The Russian Debutante's Handbook
Gary Shteyngart, 2002
Penguin Group USA
496 pp.
ISBN-13: 9781573229883
Summary
Vladimir Girshkin—twenty-five-year-old Russian immigrant, "Little Failure" according to his high-achieving mother, unhappy lover to fat dungeon mistress Challah (his "little Challah bread"), and lowly clerk at the bureaucratic Emma Lazarus Immigrant Absorption Society—is about to have his first break.
When the unlikely figure of a wealthy but psychotic old Russian war hero appears and introduces Vladimir to his best friend, who just happens to be a small electric fan, Vladimir has little inkling that he is about to embark on an adventure of unrelenting lunacy—one that overturns his assumptions about what it means to be an immigrant in America."
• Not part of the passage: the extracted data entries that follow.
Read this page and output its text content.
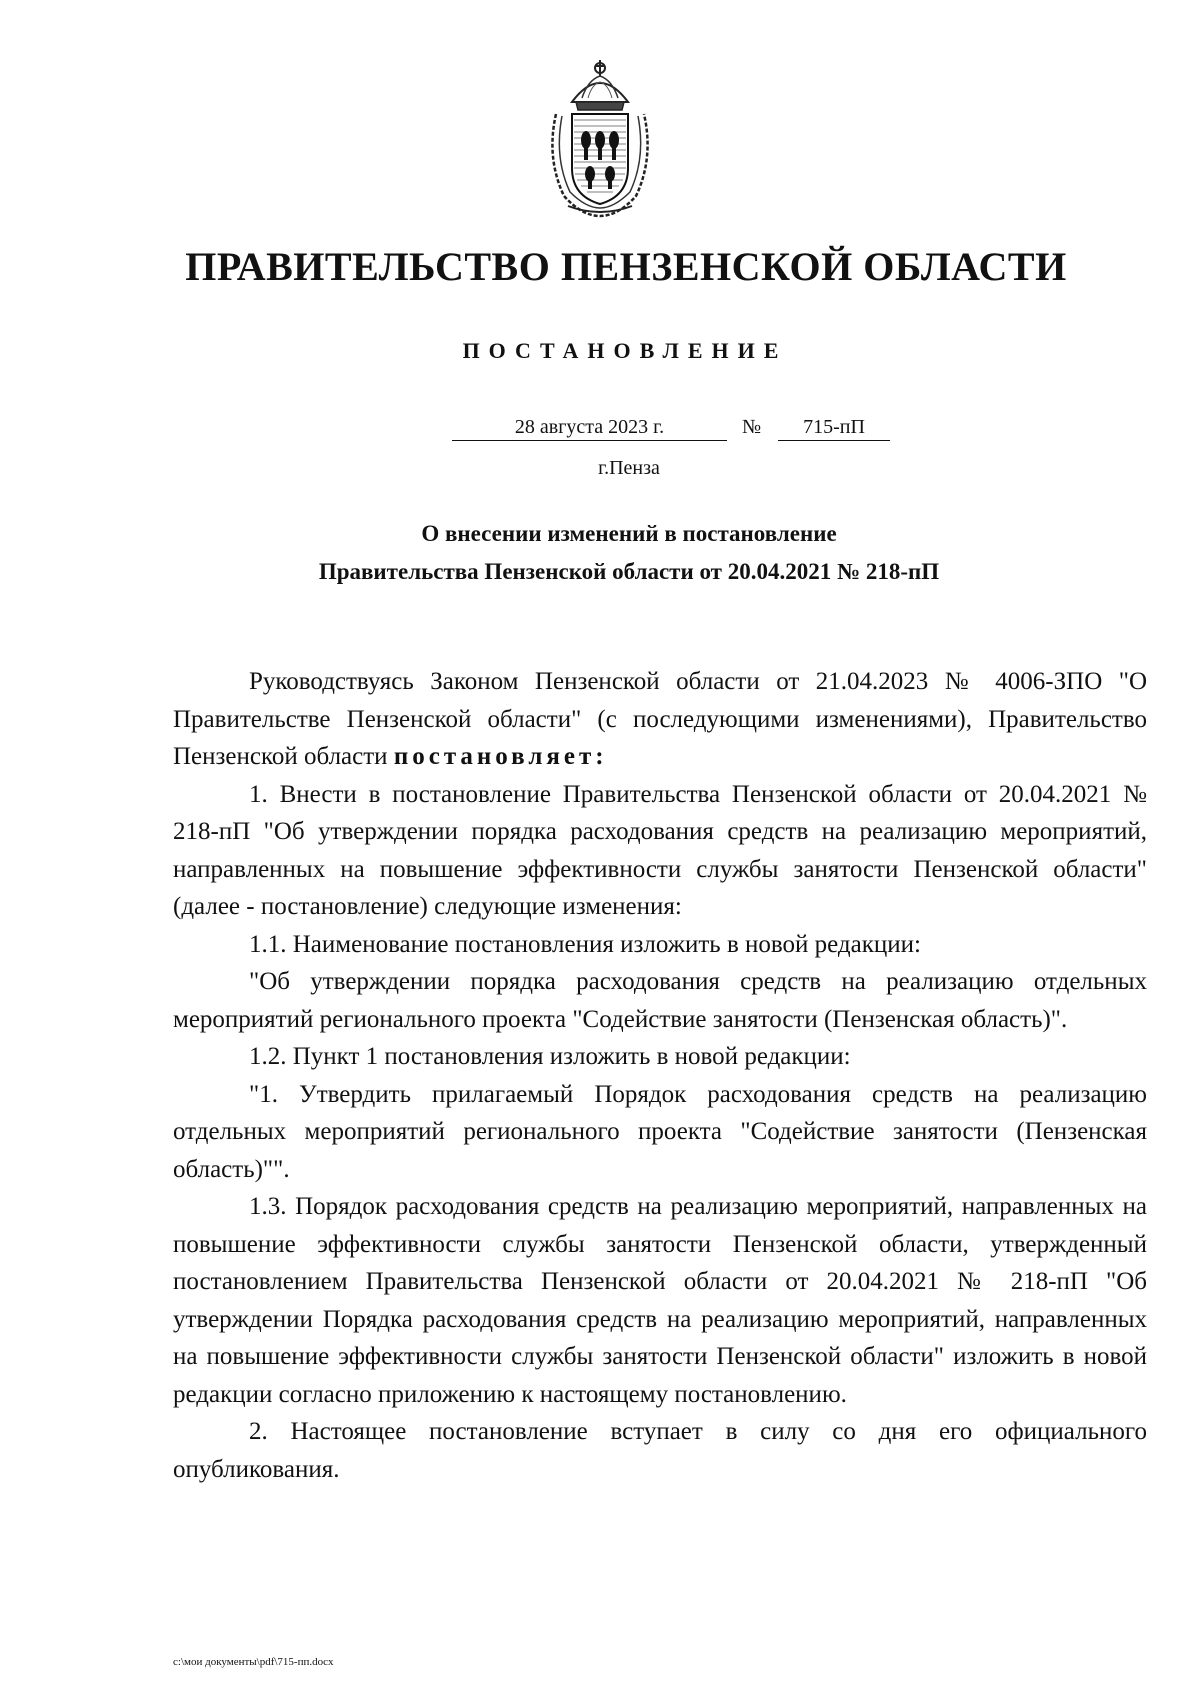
ПРАВИТЕЛЬСТВО ПЕНЗЕНСКОЙ ОБЛАСТИ
ПОСТАНОВЛЕНИЕ
28 августа 2023 г.	№	715-пП
г.Пенза
О внесении изменений в постановление
Правительства Пензенской области от 20.04.2021 № 218-пП

Руководствуясь Законом Пензенской области от 21.04.2023 № 4006-ЗПО "О Правительстве Пензенской области" (с последующими изменениями), Правительство Пензенской области постановляет:

1. Внести в постановление Правительства Пензенской области от 20.04.2021 № 218-пП "Об утверждении порядка расходования средств на реализацию мероприятий, направленных на повышение эффективности службы занятости Пензенской области" (далее - постановление) следующие изменения:

1.1. Наименование постановления изложить в новой редакции:

"Об утверждении порядка расходования средств на реализацию отдельных мероприятий регионального проекта "Содействие занятости (Пензенская область)".

1.2. Пункт 1 постановления изложить в новой редакции:

"1. Утвердить прилагаемый Порядок расходования средств на реализацию отдельных мероприятий регионального проекта "Содействие занятости (Пензенская область)"".

1.3. Порядок расходования средств на реализацию мероприятий, направленных на повышение эффективности службы занятости Пензенской области, утвержденный постановлением Правительства Пензенской области от 20.04.2021 № 218-пП "Об утверждении Порядка расходования средств на реализацию мероприятий, направленных на повышение эффективности службы занятости Пензенской области" изложить в новой редакции согласно приложению к настоящему постановлению.

2. Настоящее постановление вступает в силу со дня его официального опубликования.

c:\мои документы\pdf\715-пп.docx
The Russian Debutante's Handbook takes us from New York City's Lower East Side to the hip frontier wilderness of Prava—the Eastern European Paris of the '90s—whose grand and glorious beauty is marred only by the shadow of the looming statue of Stalin's foot. There, with the encouragement of the Groundhog, a murderous (but fun-loving) Russian mafioso, Vladimir infiltrates the American ex-pat community with the hope of defrauding his young middle-class compatriots by launching a pyramid scheme that's as stupid as it is brilliant.
Things go swimmingly at first, but nothing is quite as it seems in Prava, and Vladimir learns that in order to reinvent himself, he must first discover who he really is. (From the publisher.)